Aktivitas pekerja saat mengolah batu bara di Pelabuham KCN Marunda, Jakarta, Minggu (27/10/2019). Berdasarkan data ICE Newcastle, ekspor batu bara Indonesia menurun drastis 33,24 persen atau mencapai 5,33 juta ton dibandingkan pekan sebelumnya 7,989 ton. (merdeka.com/Iqbal S Nugroho)

Singkatnya, Faisal menyebut RUU Omnibus Law Cipta Kerja memberikan karpet merah dan cukup menggiurkan bagi bisnis batu bara.

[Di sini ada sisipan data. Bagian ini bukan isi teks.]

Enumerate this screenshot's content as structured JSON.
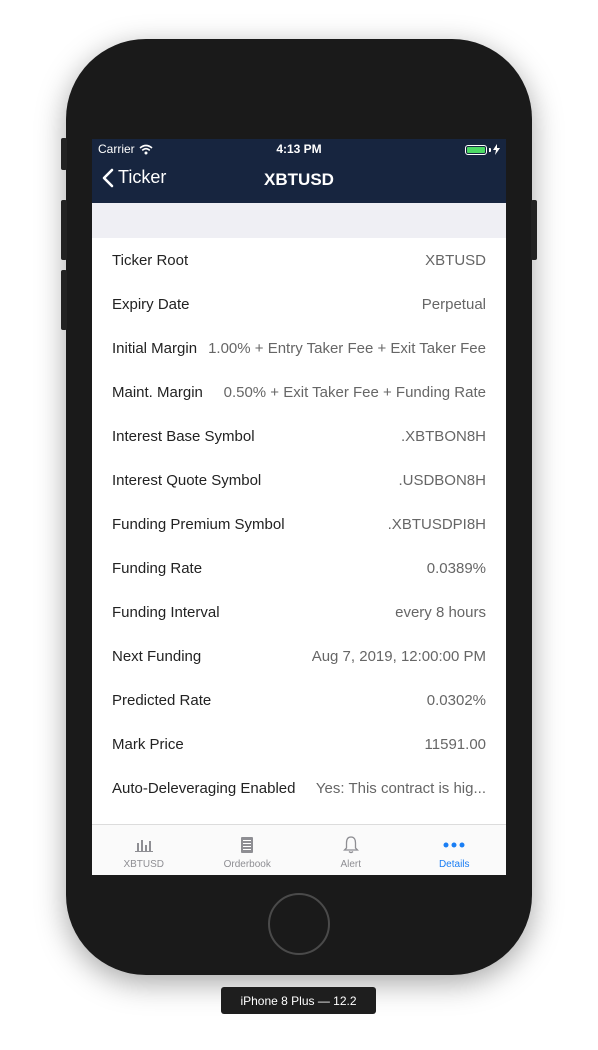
{
  "status_bar": {
    "carrier": "Carrier",
    "time": "4:13 PM"
  },
  "nav": {
    "back_label": "Ticker",
    "title": "XBTUSD"
  },
  "rows": [
    {
      "label": "Ticker Root",
      "value": "XBTUSD"
    },
    {
      "label": "Expiry Date",
      "value": "Perpetual"
    },
    {
      "label": "Initial Margin",
      "value": "1.00% + Entry Taker Fee + Exit Taker Fee"
    },
    {
      "label": "Maint. Margin",
      "value": "0.50% + Exit Taker Fee + Funding Rate"
    },
    {
      "label": "Interest Base Symbol",
      "value": ".XBTBON8H"
    },
    {
      "label": "Interest Quote Symbol",
      "value": ".USDBON8H"
    },
    {
      "label": "Funding Premium Symbol",
      "value": ".XBTUSDPI8H"
    },
    {
      "label": "Funding Rate",
      "value": "0.0389%"
    },
    {
      "label": "Funding Interval",
      "value": "every 8 hours"
    },
    {
      "label": "Next Funding",
      "value": "Aug 7, 2019, 12:00:00 PM"
    },
    {
      "label": "Predicted Rate",
      "value": "0.0302%"
    },
    {
      "label": "Mark Price",
      "value": "11591.00"
    },
    {
      "label": "Auto-Deleveraging Enabled",
      "value": "Yes: This contract is hig..."
    }
  ],
  "tabs": [
    {
      "label": "XBTUSD",
      "icon": "chart-icon"
    },
    {
      "label": "Orderbook",
      "icon": "orderbook-icon"
    },
    {
      "label": "Alert",
      "icon": "bell-icon"
    },
    {
      "label": "Details",
      "icon": "more-icon"
    }
  ],
  "device_label": "iPhone 8 Plus — 12.2",
  "colors": {
    "nav_bg": "#17253f",
    "accent": "#1a7ef4",
    "battery": "#4cd964"
  }
}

Sebab, tahun 2019 tercatat produksi batu bara Indonesia dalam setahun mencapai 616 juta ton.

Dia menyebut produksi di tahun lalu merupakan capaian tertinggi dalam sejarah. Pada tahun yang sama nilai ekspor batu bara mencapai USD 19 miliar. Tidak ada komoditas lain seklaipun kepala sawit yang bisa menyaingi.

Dalam UU Minerba yang saat ini berlaku kata Faisal, jika perusahaan telah habis kontrak maka prosesnya dikembalikan ke pemerintah. Selanjutnya pemerintah akan melelang proyek tersebut. Perusahaan yang sama pun diperbolehkan untuk ikut mengikuti lelang tersebut,

Bila dimenangkan oleh perusahaan yang sama sebaiknya dibuka beberapa kesepakatan baru. Jika diperlukan pemerintah dapat mengajukan kesepatakan agar perusahaan yang kembali mendapatkan proyeknya menyisihkan keuntungan sebesar 10 persen untuk penanganan dampak wabah virus corona. Sehingga pemerintah tidak perlu melakukan global bond senilai USD 4 miliar.

"Kalau perlu sisihkan untuk pendanaan covid sehingga tidak perlu berutang. Bukan mereka yang memanfaatkan Covid-19 untuk memperkuat cengkraman mereka atas negeri ini," kata Faisal mengakhiri.